In the 15 countries that emit the most greenhouse gas emissions, the health impacts of air pollution are estimated to cost more than 4 per cent of their GDP. Actions to meet the Paris goals would cost around 1 per cent of global GDP.
“The true cost of climate change is felt in our hospitals and in our lungs. The health burden of polluting energy sources is now so high, that moving to cleaner and more sustainable choices for energy supply, transport and food systems effectively pays for itself,” said Dr Maria Neira, WHO Director of Public Health, Environmental and Social Determinants of Health.
“When health is taken into account, climate change mitigation is an opportunity, not a cost,” she said.
“The Paris Agreement is potentially the strongest health agreement of this century,” said Dr Tedros Adhanom Ghebreyesus, Director-General of WHO. “The evidence is clear that climate change is already having a serious impact on human lives and health. It threatens the basic elements we all need for good health – clean air, safe drinking water, nutritious food supply and safe shelter – and will undermine decades of progress in global health. We can’t afford to delay action any further.”
The report provides recommendations for governments on how to maximize the health benefits of tackling climate change and avoid its worst health impacts.

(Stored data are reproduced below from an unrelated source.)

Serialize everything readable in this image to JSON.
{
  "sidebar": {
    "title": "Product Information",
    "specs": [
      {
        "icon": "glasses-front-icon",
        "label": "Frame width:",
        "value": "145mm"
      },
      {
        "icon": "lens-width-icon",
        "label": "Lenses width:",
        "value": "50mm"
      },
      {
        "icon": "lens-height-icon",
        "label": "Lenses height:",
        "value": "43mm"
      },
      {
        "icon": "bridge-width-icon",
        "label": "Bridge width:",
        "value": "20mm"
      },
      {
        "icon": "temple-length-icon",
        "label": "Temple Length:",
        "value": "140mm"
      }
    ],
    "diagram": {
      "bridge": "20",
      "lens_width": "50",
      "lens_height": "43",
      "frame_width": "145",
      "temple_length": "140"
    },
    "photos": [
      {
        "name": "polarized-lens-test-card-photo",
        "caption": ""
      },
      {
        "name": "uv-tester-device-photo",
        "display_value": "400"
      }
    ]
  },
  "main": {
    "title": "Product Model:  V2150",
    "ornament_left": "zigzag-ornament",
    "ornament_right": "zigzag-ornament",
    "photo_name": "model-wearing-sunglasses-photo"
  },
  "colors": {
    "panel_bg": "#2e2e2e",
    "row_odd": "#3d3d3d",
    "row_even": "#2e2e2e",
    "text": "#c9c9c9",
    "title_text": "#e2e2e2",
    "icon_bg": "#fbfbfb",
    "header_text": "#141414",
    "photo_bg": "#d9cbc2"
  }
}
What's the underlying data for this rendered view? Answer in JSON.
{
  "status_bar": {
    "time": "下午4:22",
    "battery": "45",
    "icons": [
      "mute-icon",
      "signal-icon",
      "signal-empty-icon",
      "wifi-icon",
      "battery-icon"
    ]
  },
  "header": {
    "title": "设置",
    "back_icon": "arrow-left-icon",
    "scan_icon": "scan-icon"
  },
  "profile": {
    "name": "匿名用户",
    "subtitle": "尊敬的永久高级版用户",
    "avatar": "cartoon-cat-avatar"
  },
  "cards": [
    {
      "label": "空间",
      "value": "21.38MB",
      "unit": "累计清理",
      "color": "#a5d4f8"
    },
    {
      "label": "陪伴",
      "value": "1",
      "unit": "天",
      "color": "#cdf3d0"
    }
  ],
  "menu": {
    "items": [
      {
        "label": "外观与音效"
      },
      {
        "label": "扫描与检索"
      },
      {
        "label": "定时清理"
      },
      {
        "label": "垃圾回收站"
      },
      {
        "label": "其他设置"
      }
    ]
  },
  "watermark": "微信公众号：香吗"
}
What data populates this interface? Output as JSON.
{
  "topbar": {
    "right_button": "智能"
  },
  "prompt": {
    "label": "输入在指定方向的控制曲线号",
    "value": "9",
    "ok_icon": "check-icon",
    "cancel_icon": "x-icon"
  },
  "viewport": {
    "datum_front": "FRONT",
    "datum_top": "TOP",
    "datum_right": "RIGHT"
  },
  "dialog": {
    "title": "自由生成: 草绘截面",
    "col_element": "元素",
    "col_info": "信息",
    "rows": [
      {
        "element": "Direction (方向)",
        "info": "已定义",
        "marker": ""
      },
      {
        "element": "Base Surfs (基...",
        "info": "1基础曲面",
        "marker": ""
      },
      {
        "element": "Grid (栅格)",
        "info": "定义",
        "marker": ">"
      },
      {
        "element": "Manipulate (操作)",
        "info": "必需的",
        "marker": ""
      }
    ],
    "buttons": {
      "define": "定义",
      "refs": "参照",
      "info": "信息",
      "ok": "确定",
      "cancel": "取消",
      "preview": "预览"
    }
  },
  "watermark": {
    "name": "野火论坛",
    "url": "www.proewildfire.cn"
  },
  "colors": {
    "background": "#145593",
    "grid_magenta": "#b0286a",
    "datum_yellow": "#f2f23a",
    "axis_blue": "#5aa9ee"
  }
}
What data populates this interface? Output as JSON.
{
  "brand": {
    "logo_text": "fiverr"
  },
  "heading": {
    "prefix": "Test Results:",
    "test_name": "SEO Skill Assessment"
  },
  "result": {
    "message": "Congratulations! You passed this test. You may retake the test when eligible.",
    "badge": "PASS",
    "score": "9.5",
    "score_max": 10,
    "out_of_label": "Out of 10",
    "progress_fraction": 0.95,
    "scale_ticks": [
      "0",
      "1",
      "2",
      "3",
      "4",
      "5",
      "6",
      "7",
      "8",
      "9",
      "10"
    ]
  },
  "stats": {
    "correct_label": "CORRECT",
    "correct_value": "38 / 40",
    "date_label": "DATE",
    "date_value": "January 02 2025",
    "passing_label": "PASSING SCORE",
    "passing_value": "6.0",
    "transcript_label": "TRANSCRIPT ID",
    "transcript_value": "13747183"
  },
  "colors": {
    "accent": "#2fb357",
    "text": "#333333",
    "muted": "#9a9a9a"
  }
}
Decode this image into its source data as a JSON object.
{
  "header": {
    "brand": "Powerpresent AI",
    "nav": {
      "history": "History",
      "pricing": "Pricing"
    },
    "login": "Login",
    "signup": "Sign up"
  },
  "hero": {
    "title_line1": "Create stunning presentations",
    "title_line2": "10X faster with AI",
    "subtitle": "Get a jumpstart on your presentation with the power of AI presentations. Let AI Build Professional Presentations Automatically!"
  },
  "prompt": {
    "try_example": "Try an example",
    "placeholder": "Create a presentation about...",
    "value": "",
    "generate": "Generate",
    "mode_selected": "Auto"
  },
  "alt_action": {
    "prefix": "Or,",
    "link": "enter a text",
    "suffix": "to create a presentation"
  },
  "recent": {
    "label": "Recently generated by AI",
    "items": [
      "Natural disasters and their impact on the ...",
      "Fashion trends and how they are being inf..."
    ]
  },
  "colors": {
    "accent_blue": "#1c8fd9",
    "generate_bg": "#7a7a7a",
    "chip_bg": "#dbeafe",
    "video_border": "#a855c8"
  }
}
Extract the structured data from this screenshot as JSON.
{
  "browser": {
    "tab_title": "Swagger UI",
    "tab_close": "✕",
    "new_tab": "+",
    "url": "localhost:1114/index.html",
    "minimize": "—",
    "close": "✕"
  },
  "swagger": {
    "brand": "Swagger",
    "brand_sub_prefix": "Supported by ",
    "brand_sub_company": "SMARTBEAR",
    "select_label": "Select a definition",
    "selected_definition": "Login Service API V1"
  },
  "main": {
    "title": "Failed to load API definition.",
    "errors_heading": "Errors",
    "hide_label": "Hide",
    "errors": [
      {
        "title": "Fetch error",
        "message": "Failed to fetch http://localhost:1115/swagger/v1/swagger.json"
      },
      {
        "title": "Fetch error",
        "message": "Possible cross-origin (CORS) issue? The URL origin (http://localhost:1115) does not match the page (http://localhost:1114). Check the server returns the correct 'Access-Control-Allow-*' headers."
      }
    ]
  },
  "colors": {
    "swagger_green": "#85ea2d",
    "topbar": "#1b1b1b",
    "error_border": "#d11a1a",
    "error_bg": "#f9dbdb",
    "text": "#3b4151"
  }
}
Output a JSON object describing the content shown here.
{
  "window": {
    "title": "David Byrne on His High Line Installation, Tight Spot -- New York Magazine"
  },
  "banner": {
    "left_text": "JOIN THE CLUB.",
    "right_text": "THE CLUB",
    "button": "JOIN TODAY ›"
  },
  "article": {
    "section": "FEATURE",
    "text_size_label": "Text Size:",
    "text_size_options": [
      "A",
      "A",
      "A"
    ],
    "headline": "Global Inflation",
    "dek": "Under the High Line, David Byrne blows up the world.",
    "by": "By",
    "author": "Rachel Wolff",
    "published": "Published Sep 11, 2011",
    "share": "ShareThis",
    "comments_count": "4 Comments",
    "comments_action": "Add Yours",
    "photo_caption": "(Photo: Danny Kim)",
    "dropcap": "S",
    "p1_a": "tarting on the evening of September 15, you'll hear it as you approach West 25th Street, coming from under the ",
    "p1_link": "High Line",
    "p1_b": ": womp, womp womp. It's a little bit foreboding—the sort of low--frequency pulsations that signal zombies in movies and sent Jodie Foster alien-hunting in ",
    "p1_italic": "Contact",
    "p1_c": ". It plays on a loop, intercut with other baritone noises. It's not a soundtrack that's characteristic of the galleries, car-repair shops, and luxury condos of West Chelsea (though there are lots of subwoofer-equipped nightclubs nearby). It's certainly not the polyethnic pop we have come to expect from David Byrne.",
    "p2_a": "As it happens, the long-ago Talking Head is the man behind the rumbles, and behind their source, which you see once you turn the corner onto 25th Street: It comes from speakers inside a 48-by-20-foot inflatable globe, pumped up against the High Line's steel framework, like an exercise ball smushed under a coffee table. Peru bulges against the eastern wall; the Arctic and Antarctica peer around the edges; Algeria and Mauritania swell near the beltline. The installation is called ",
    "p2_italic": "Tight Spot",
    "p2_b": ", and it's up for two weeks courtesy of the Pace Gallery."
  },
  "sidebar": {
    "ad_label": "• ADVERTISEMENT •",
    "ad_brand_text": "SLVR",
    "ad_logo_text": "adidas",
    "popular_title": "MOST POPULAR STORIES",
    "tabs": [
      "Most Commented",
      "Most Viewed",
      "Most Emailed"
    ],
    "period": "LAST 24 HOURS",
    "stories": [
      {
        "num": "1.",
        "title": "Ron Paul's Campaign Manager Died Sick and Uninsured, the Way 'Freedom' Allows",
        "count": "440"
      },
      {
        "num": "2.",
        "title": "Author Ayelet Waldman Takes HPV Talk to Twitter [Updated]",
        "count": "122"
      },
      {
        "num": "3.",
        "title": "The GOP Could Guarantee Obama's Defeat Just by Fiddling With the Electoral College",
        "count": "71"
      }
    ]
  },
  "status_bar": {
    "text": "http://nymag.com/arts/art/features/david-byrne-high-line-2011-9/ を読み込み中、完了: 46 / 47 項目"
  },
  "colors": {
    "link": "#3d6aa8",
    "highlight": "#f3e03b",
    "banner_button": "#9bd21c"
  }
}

The WHO report is the third major publication launched in less than a fortnight that details the links between health and climate change, the future and opportunity costs to health of not taking action towards the Paris Agreement climate goals, and, conversely, the many likely benefits and positive knock-on effects of taking action.
Last week, the 2018 report of the Lancet Countdown on health and climate change and the Fourth National Climate Assessment of the United States Environmental Protection Agency detailed the many and varied ways climate change already impacts human health and the ways in which it would erode gains from progress made in public health and environment, as well as potential benefits of action.
All three make the point that switching to low-carbon energy sources would not only improve air quality but provide additional opportunities for immediate health benefits. For example, introducing active transport options such as cycling would help increase physical activity that could help prevent diseases like diabetes, cancer and heart disease.